Because they are the organiser of a highway, in which the chromosomes will slide around the cells.
What happens in G1 to the centrosome?
It separates into the mother and daughter centriole as normally they are stuck together.
What happens to the centrioles in the S phase?
They duplicate - they mother produces a daughter and the daughter produces a mother
What happens once the centrioles have duplicated?
They start to organise the microtubules which should occur before mitotic phase
What do the centrosomes have around them?
What is nucleation?
What are nucleating sites?
- There is a cloud of protein complexes around them
- There are points on them where they make nucleating sites for the microtubules
- When you put tubulins together to make microtubules it is called nucleation
- As the cell encounters a need for mitosis, the microtubules start to grow from these points and form an array of microtubules (looks like a sea urchin)
How is DNA condensed into chromosomes - what is the arrangement?
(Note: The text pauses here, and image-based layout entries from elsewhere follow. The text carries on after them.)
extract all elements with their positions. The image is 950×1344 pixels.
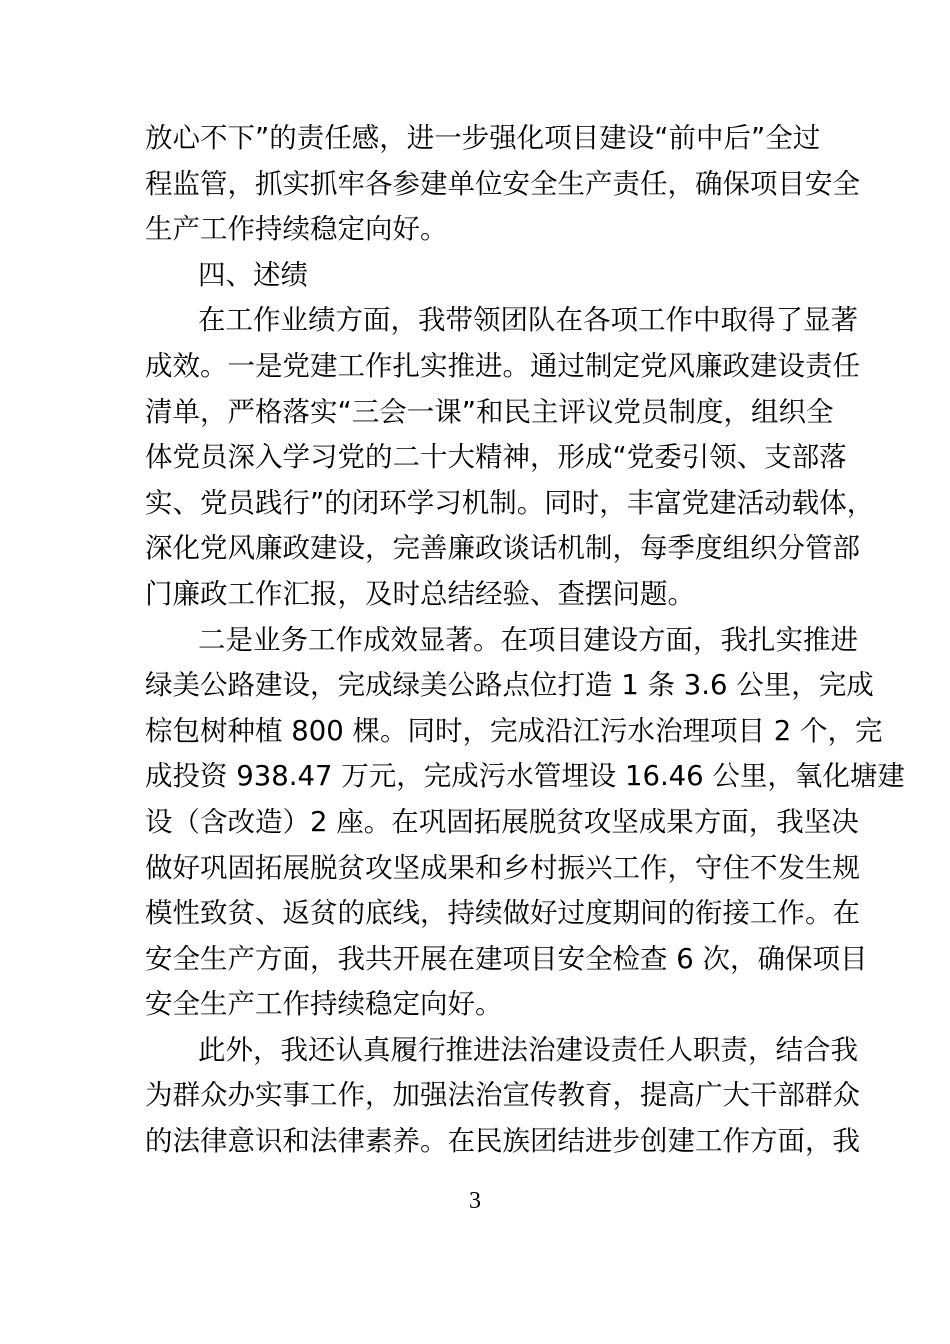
text-line: 清单，严格落实“三会一课”和民主评议党员制度，组织全 <box>145 395 834 428</box>
text-line: 深化党风廉政建设，完善廉政谈话机制，每季度组织分管部 <box>145 532 860 565</box>
text-line: 门廉政工作汇报，及时总结经验、查摆问题。 <box>145 577 695 610</box>
text-line: 绿美公路建设，完成绿美公路点位打造 1 条 3.6 公里，完成 <box>145 669 874 702</box>
text-line: 安全生产方面，我共开展在建项目安全检查 6 次，确保项目 <box>145 942 868 975</box>
body-text <box>145 116 905 1165</box>
text-line: 二是业务工作成效显著。在项目建设方面，我扎实推进 <box>198 623 858 656</box>
text-line: 设（含改造）2 座。在巩固拓展脱贫攻坚成果方面，我坚决 <box>145 805 859 838</box>
text-line: 模性致贫、返贫的底线，持续做好过度期间的衔接工作。在 <box>145 897 860 930</box>
text-line: 程监管，抓实抓牢各参建单位安全生产责任，确保项目安全 <box>145 167 860 200</box>
text-line: 成投资 938.47 万元，完成污水管埋设 16.46 公里，氧化塘建 <box>145 760 905 793</box>
text-line: 此外，我还认真履行推进法治建设责任人职责，结合我 <box>198 1033 858 1066</box>
text-line: 生产工作持续稳定向好。 <box>145 213 448 246</box>
text-line: 成效。一是党建工作扎实推进。通过制定党风廉政建设责任 <box>145 349 860 382</box>
text-line: 放心不下”的责任感，进一步强化项目建设“前中后”全过 <box>145 122 821 154</box>
text-line: 做好巩固拓展脱贫攻坚成果和乡村振兴工作，守住不发生规 <box>145 851 860 884</box>
text-line: 在工作业绩方面，我带领团队在各项工作中取得了显著 <box>198 304 858 337</box>
text-line: 实、党员践行”的闭环学习机制。同时，丰富党建活动载体， <box>145 486 875 519</box>
text-line: 为群众办实事工作，加强法治宣传教育，提高广大干部群众 <box>145 1079 860 1112</box>
text-line: 安全生产工作持续稳定向好。 <box>145 988 503 1021</box>
text-line: 体党员深入学习党的二十大精神，形成“党委引领、支部落 <box>145 441 847 474</box>
text-line: 棕包树种植 800 棵。同时，完成沿江污水治理项目 2 个，完 <box>145 714 883 747</box>
text-line: 四、述绩 <box>198 258 308 291</box>
text-line: 的法律意识和法律素养。在民族团结进步创建工作方面，我 <box>145 1125 860 1158</box>
page-number: 3 <box>469 1188 481 1214</box>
DNA strand -> wrapped around beads to form beads on a string (involving histone proteins) -> further compaction and folding-> chromosome scaffold -> scaffold condenses and folds -> eventually becomes a chromosome
What happens in prophase?
- In prophase, the cell must protect the chromosomes against breakage
- This is why DNA must be packed up and compacted into chromosomes (condensed)
- The centrosome has been duplicated by late prophase
- During late prophase, the nuclear envelope breaks down and by doing so, the chromosomes come out into the cytoplasm
- As the nuclear envelope breaks down, the centrosomes migrate to opposite sides
- They then begin to organise the spindle
Describe how the DNA is condensed in terms of size changing at each stage
- The double helices are wrapped around histones to forms ‘beads-on-a-string’ form of chromatin: DNA goes from being 2 nm wide to 11 nm wide
- The string is then further wrapped around itself to form 30 nm wide fibres
- The 30 nm fibres are then extended as a scaffold forming a chromosome scaffold – 300 nm
- Further folding and it become 700 nm
- Chromosome is 1400 nm
Describe the structure of a chromosome at prophase - what is the centromere and kinetochore?
- Each consists of 2 sister chromatids, with a centromere and each with a kinetochore
- The centromere is a constriction around the chromosome, acting like a belt
- The kinetochore is a lot of protein complexes around the centromere
What is the importance of the kinetochore?
IS A FUNCTIONAL UNIT FOR THE SEGREGATION OF THE CHROMOSOMES.